I just went to plug in my nikon battery charger (MH-24) and its making a high pitched whirring/ humming sound. Its pretty audible, enough that I could hear it from across the room. I have NEVER noticed this before. Should I discontinue use? Or is this normal?


----------



## tirediron (Nov 5, 2014)

Is it charging the batteries?  If so, and it's not getting hot, I wouldn't worry about it. I've not experienced that with a Nikon battery charger, but the one I have for my bicycle headlight puts out a whine that makes every dog in a five block radius howl in pain.


----------



## JustJazzie (Nov 5, 2014)

tirediron said:


> Is it charging the batteries?  If so, and it's not getting hot, I wouldn't worry about it. I've not experienced that with a Nikon battery charger, but the one I have for my bicycle headlight puts out a whine that makes every dog in a five block radius howl in pain.

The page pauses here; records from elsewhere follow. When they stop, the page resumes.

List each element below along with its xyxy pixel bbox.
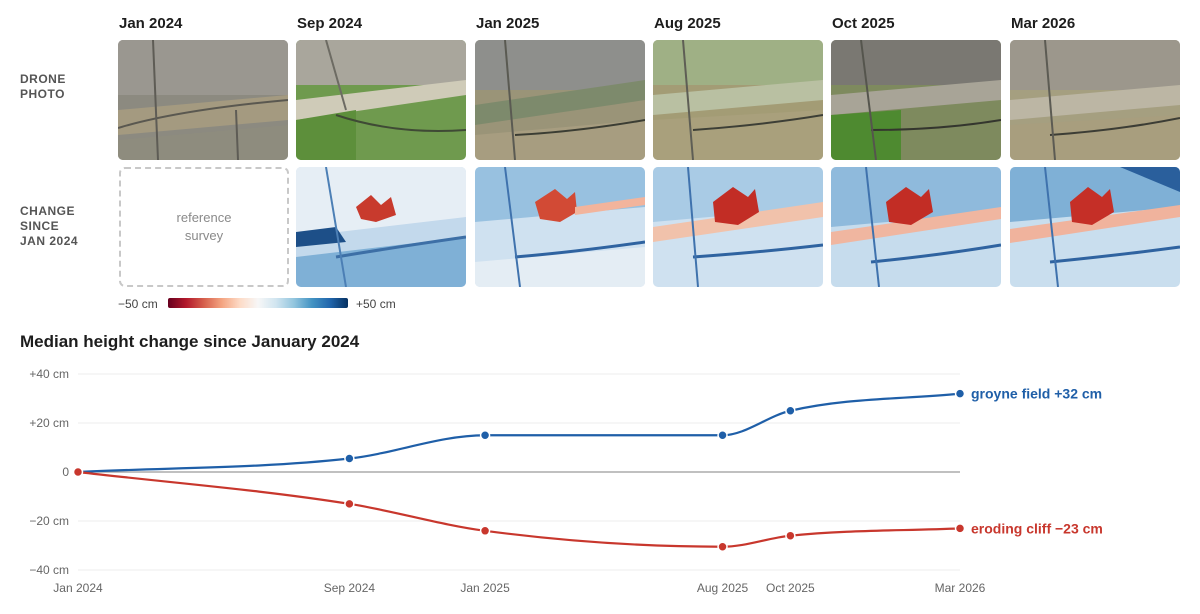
data-point-groyne-field — [344, 453, 355, 464]
data-point-groyne-field — [954, 388, 966, 399]
data-point-eroding-cliff — [717, 541, 728, 552]
date-header-aug-2025: Aug 2025 — [654, 15, 721, 32]
data-point-eroding-cliff — [72, 466, 84, 478]
drone-photo-sep-2024 — [296, 40, 466, 160]
row-label-change: CHANGE SINCE JAN 2024 — [20, 204, 79, 248]
drone-photo-jan-2024 — [118, 40, 288, 160]
y-tick-label: −20 cm — [29, 514, 69, 528]
y-tick-label: −40 cm — [29, 563, 69, 577]
line-chart: +40 cm +20 cm 0 −20 cm −40 cm Jan 2024 Sep 202… — [29, 367, 1103, 595]
data-point-eroding-cliff — [479, 525, 491, 537]
data-point-eroding-cliff — [344, 498, 355, 510]
colorbar-gradient — [168, 298, 348, 308]
date-header-mar-2026: Mar 2026 — [1011, 15, 1076, 32]
x-tick-label: Mar 2026 — [935, 581, 986, 595]
change-map-sep-2024 — [296, 167, 466, 287]
date-header-oct-2025: Oct 2025 — [832, 15, 895, 32]
y-tick-label: +40 cm — [29, 367, 69, 381]
series-line-eroding-cliff — [77, 470, 961, 548]
data-point-groyne-field — [479, 430, 491, 441]
y-tick-label: 0 — [62, 465, 69, 479]
colorbar-min-label: −50 cm — [118, 297, 158, 311]
data-point-groyne-field — [717, 430, 728, 441]
change-map-aug-2025 — [653, 167, 823, 287]
drone-photo-mar-2026 — [1010, 40, 1180, 160]
x-tick-label: Jan 2025 — [460, 581, 510, 595]
drone-photo-oct-2025 — [831, 40, 1001, 160]
series-label-groyne-field: groyne field +32 cm — [971, 386, 1102, 402]
y-tick-label: +20 cm — [29, 416, 69, 430]
x-tick-label: Oct 2025 — [766, 581, 815, 595]
x-tick-label: Jan 2024 — [53, 581, 103, 595]
drone-photo-aug-2025 — [653, 40, 823, 160]
date-header-jan-2025: Jan 2025 — [476, 15, 540, 32]
data-point-groyne-field — [785, 405, 796, 416]
x-tick-label: Aug 2025 — [697, 581, 749, 595]
data-point-eroding-cliff — [785, 530, 796, 541]
date-header-sep-2024: Sep 2024 — [297, 15, 363, 32]
reference-survey-placeholder: reference survey — [119, 167, 289, 287]
x-tick-label: Sep 2024 — [324, 581, 376, 595]
chart-title: Median height change since January 2024 — [20, 332, 360, 351]
row-label-drone-photo: DRONE PHOTO — [20, 72, 66, 101]
change-map-mar-2026 — [1010, 167, 1180, 287]
change-map-jan-2025 — [475, 167, 645, 287]
drone-photo-jan-2025 — [475, 40, 645, 160]
change-map-oct-2025 — [831, 167, 1001, 287]
series-label-eroding-cliff: eroding cliff −23 cm — [971, 520, 1103, 536]
colorbar-max-label: +50 cm — [356, 297, 396, 311]
date-header-jan-2024: Jan 2024 — [119, 15, 183, 32]
data-point-eroding-cliff — [954, 523, 966, 534]
series-line-groyne-field — [77, 392, 961, 474]
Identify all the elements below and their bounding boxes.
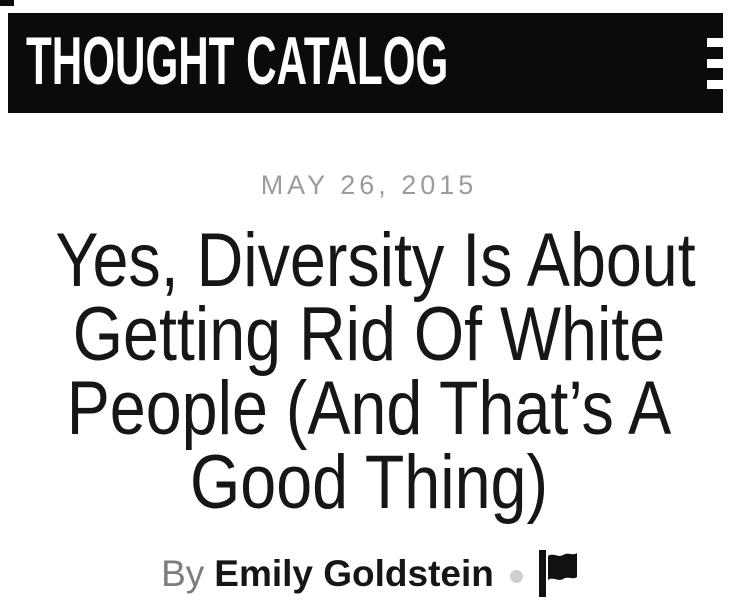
author-link[interactable]: Emily Goldstein: [214, 552, 494, 594]
byline: By Emily Goldstein: [0, 550, 738, 597]
dot-separator-icon: [509, 570, 523, 583]
site-logo[interactable]: THOUGHT CATALOG: [26, 23, 449, 99]
article-date: MAY 26, 2015: [260, 170, 478, 200]
site-header: THOUGHT CATALOG: [8, 13, 738, 113]
article-title-line: People (And That’s A: [66, 366, 672, 451]
byline-prefix: By: [161, 552, 205, 594]
hamburger-menu-icon[interactable]: [707, 36, 738, 91]
corner-artifact: [0, 0, 14, 6]
article-title-line: Getting Rid Of White: [72, 292, 666, 377]
hamburger-bar: [707, 37, 738, 47]
hamburger-bar: [707, 79, 738, 89]
article-title-line: Good Thing): [190, 440, 548, 525]
hamburger-bar: [707, 58, 738, 68]
article-title-line: Yes, Diversity Is About: [55, 218, 696, 303]
article-title: Yes, Diversity Is About Getting Rid Of W…: [55, 218, 696, 525]
report-flag-icon[interactable]: [538, 550, 577, 597]
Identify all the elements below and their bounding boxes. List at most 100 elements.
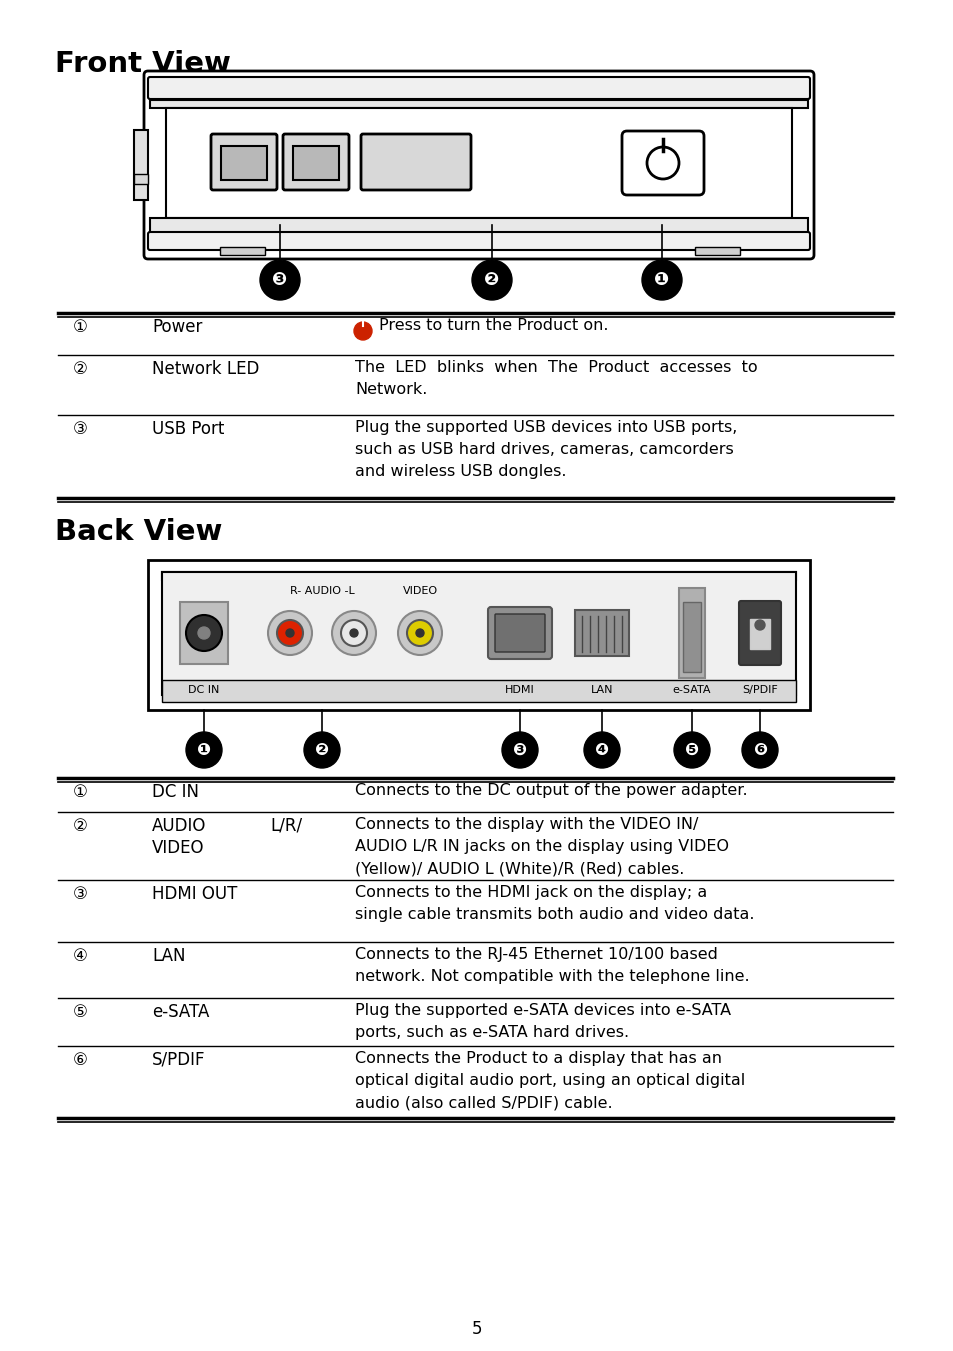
Circle shape [354, 322, 372, 340]
Text: S/PDIF: S/PDIF [741, 685, 777, 694]
Text: LAN: LAN [590, 685, 613, 694]
Text: ❷: ❷ [314, 740, 329, 759]
Text: and wireless USB dongles.: and wireless USB dongles. [355, 463, 566, 480]
Bar [162, 571, 795, 580]
Bar [180, 603, 228, 663]
Circle shape [276, 620, 303, 646]
Text: ④: ④ [72, 947, 88, 965]
FancyBboxPatch shape [360, 134, 471, 190]
Text: ⑤: ⑤ [72, 1002, 88, 1021]
Circle shape [641, 259, 681, 300]
Text: ❶: ❶ [196, 740, 211, 759]
Bar [148, 561, 809, 711]
FancyBboxPatch shape [488, 607, 552, 659]
Text: VIDEO: VIDEO [152, 839, 204, 857]
Circle shape [260, 259, 299, 300]
Circle shape [741, 732, 778, 767]
Circle shape [754, 620, 764, 630]
Text: ❺: ❺ [684, 740, 699, 759]
Circle shape [268, 611, 312, 655]
Text: ❸: ❸ [513, 740, 526, 759]
Text: Back View: Back View [55, 517, 222, 546]
Bar [162, 680, 795, 703]
Circle shape [673, 732, 709, 767]
Text: ②: ② [72, 359, 88, 378]
Text: Connects to the DC output of the power adapter.: Connects to the DC output of the power a… [355, 784, 747, 798]
Text: e-SATA: e-SATA [152, 1002, 209, 1021]
Text: such as USB hard drives, cameras, camcorders: such as USB hard drives, cameras, camcor… [355, 442, 733, 457]
Circle shape [501, 732, 537, 767]
Circle shape [340, 620, 367, 646]
Text: ports, such as e-SATA hard drives.: ports, such as e-SATA hard drives. [355, 1025, 628, 1040]
Text: optical digital audio port, using an optical digital: optical digital audio port, using an opt… [355, 1073, 744, 1088]
Circle shape [350, 630, 357, 638]
Bar [749, 619, 769, 648]
Text: ❷: ❷ [484, 272, 499, 289]
Text: Power: Power [152, 317, 202, 336]
Text: Plug the supported e-SATA devices into e-SATA: Plug the supported e-SATA devices into e… [355, 1002, 730, 1019]
Bar [133, 174, 148, 184]
Bar [682, 603, 700, 671]
Text: ❻: ❻ [752, 740, 766, 759]
Text: e-SATA: e-SATA [672, 685, 711, 694]
Circle shape [583, 732, 619, 767]
Circle shape [304, 732, 339, 767]
Text: USB Port: USB Port [152, 420, 224, 438]
Text: Connects the Product to a display that has an: Connects the Product to a display that h… [355, 1051, 721, 1066]
Bar [221, 146, 267, 180]
Circle shape [286, 630, 294, 638]
Circle shape [472, 259, 512, 300]
Circle shape [397, 611, 441, 655]
Text: (Yellow)/ AUDIO L (White)/R (Red) cables.: (Yellow)/ AUDIO L (White)/R (Red) cables… [355, 861, 683, 875]
Text: ②: ② [72, 817, 88, 835]
Text: ❶: ❶ [654, 272, 669, 289]
Text: HDMI: HDMI [504, 685, 535, 694]
Text: audio (also called S/PDIF) cable.: audio (also called S/PDIF) cable. [355, 1096, 612, 1111]
Text: ❸: ❸ [273, 272, 287, 289]
Bar [679, 588, 704, 678]
Bar [575, 611, 628, 657]
Bar [162, 571, 795, 694]
Text: ③: ③ [72, 420, 88, 438]
Circle shape [407, 620, 433, 646]
Text: ❹: ❹ [595, 740, 608, 759]
Text: S/PDIF: S/PDIF [152, 1051, 205, 1069]
Text: VIDEO: VIDEO [402, 586, 437, 596]
Text: LAN: LAN [152, 947, 185, 965]
Text: Connects to the HDMI jack on the display; a: Connects to the HDMI jack on the display… [355, 885, 706, 900]
Circle shape [198, 627, 210, 639]
FancyBboxPatch shape [148, 232, 809, 250]
Text: Network.: Network. [355, 382, 427, 397]
Text: Network LED: Network LED [152, 359, 259, 378]
Text: L/R/: L/R/ [270, 817, 302, 835]
Bar [150, 218, 807, 234]
Text: ⑥: ⑥ [72, 1051, 88, 1069]
Text: 5: 5 [471, 1320, 482, 1337]
FancyBboxPatch shape [148, 77, 809, 99]
Text: DC IN: DC IN [152, 784, 199, 801]
Bar [695, 247, 740, 255]
FancyBboxPatch shape [211, 134, 276, 190]
FancyBboxPatch shape [621, 131, 703, 195]
FancyBboxPatch shape [495, 613, 544, 653]
Text: Connects to the RJ-45 Ethernet 10/100 based: Connects to the RJ-45 Ethernet 10/100 ba… [355, 947, 717, 962]
FancyBboxPatch shape [144, 72, 813, 259]
Bar [166, 108, 791, 218]
Circle shape [186, 732, 222, 767]
Text: network. Not compatible with the telephone line.: network. Not compatible with the telepho… [355, 969, 749, 984]
Text: AUDIO: AUDIO [152, 817, 206, 835]
Circle shape [332, 611, 375, 655]
Circle shape [416, 630, 423, 638]
Text: ①: ① [72, 317, 88, 336]
Circle shape [186, 615, 222, 651]
Text: AUDIO L/R IN jacks on the display using VIDEO: AUDIO L/R IN jacks on the display using … [355, 839, 728, 854]
Bar [220, 247, 265, 255]
Text: HDMI OUT: HDMI OUT [152, 885, 237, 902]
Text: Front View: Front View [55, 50, 231, 78]
Text: Plug the supported USB devices into USB ports,: Plug the supported USB devices into USB … [355, 420, 737, 435]
Text: DC IN: DC IN [188, 685, 219, 694]
Bar [133, 130, 148, 200]
Text: Press to turn the Product on.: Press to turn the Product on. [378, 317, 608, 332]
Bar [293, 146, 338, 180]
Text: ③: ③ [72, 885, 88, 902]
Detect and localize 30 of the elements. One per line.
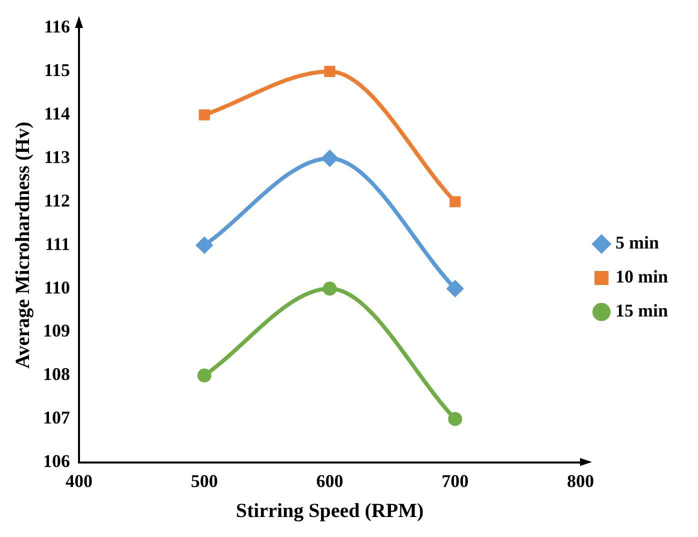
point <box>448 412 462 426</box>
point <box>197 368 212 383</box>
y-tick-label: 110 <box>44 277 70 298</box>
y-tick-label: 113 <box>44 146 70 167</box>
x-tick-label: 500 <box>190 470 218 491</box>
point <box>198 109 210 120</box>
y-tick-label: 111 <box>44 234 70 254</box>
point <box>450 196 461 208</box>
point <box>324 66 336 77</box>
point <box>322 282 337 296</box>
point <box>322 150 338 166</box>
point <box>196 237 212 254</box>
point <box>447 280 464 297</box>
legend-label: 15 min <box>615 300 668 321</box>
y-tick-label: 109 <box>43 320 70 341</box>
legend-label: 5 min <box>615 232 660 253</box>
y-tick-label: 108 <box>43 364 70 384</box>
x-tick-label: 800 <box>566 470 594 491</box>
y-tick-label: 116 <box>44 16 70 37</box>
x-tick-label: 700 <box>442 470 469 491</box>
y-tick-label: 114 <box>44 104 70 124</box>
y-axis-title: Average Microhardness (Hv) <box>12 122 34 369</box>
x-axis-title: Stirring Speed (RPM) <box>236 500 424 522</box>
y-tick-label: 106 <box>43 451 70 472</box>
x-tick-label: 600 <box>316 470 344 491</box>
legend-label: 10 min <box>615 266 668 287</box>
x-tick-label: 400 <box>66 470 92 491</box>
y-tick-label: 115 <box>44 60 70 80</box>
y-tick-label: 107 <box>43 408 70 428</box>
y-tick-label: 112 <box>44 190 70 210</box>
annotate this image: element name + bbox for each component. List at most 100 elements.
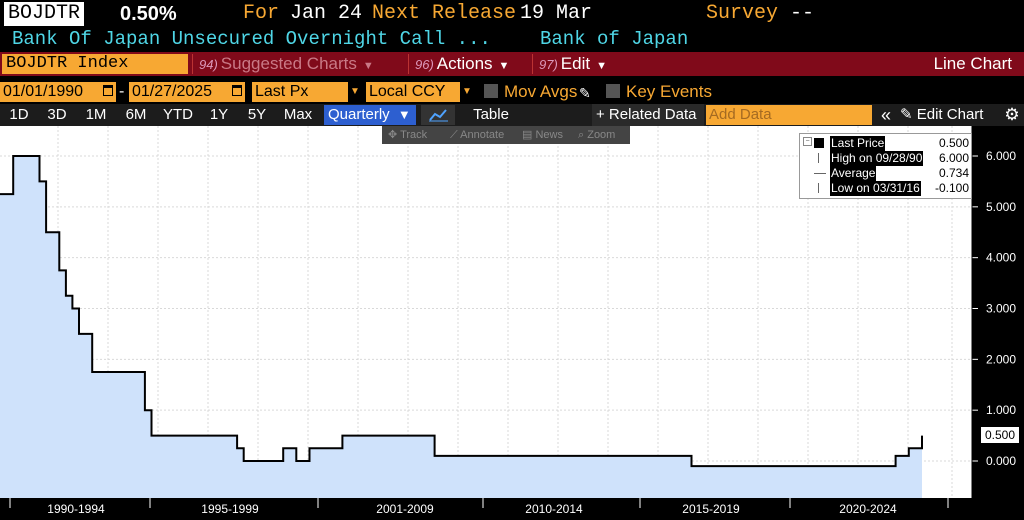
- start-date-field[interactable]: 01/01/1990: [0, 82, 116, 102]
- survey-value: --: [790, 2, 815, 25]
- news-label: News: [535, 129, 563, 141]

It was charging, and I didn't really give it enough time to get hot. Ill plug it back in and keep an eye on it. Thanks.


----------



## Designer (Nov 5, 2014)

Don't over-charge your battery.  You should disconnect it from the charger as soon as the charge is complete.  If the components get a little bit warm, that's normal.


----------



## Overread (Nov 5, 2014)

If its never done it before (and you're sure its not just the first time you've noticed it) then I'd stop using it. 

Generally speaking when a machine or device starts to make a new or different sound it means that either something is wearing out through use or its broken or just about to break. 

Since this isn't something with moving parts I'd take the cautious path and stop using it. Last thing you want is for the thing to catch fire or fry your battery (or worse not properly charge it and have the battery die on you whilst on a shoot). 



Most devices that will whine will do it all the time - my twinflash whines whilst recharging (to the point where I use an external battery pack which helps a LOT in cutting down on the noise and recharges it faster).


----------



## KmH (Nov 5, 2014)

There are no moving parts in a Nikon battery charger.
Capacitors (a kind of battery) often make a noise when they are charging. The noise often more noticeable when capacitors are forming.


----------



## dannylightning (Nov 5, 2014)

if there is something wrong with the charger there is a possibility that it could hurt your battery, not charge it all the way  or even catch fire.  

I have the MH-24 charger and it does not make any noise at all as far as I can tell, if it does make any noise I have not heard it so its not very loud if it does.

I remember reading a post some place saying there were a bunch of those MH-24 chargers that were defective but I cant remember the details except it was not fully charging the batterys,  mine has been working well so far and I hope it stays that way.


----------



## JustJazzie (Nov 5, 2014)

Thanks for all the responses. I usually charge it in the great room where the ceilings are high and the noise disperses. This time I had it in the photo room for the first time, a small space so I can't say weather it is normal or not. I moved it back up stairs and couldn't hear it unless I put my ear up to it, and it did not over heat so I will just keep an eye on it from now on.

Thanks again!


----------



## astroNikon (Nov 5, 2014)

tirediron said:


> Is it charging the batteries?  If so, and it's not getting hot, I wouldn't worry about it. I've not experienced that with a Nikon battery charger, but the one I have for my bicycle headlight puts out a whine that makes every dog in a five block radius howl in pain.


buy a new bicycle


----------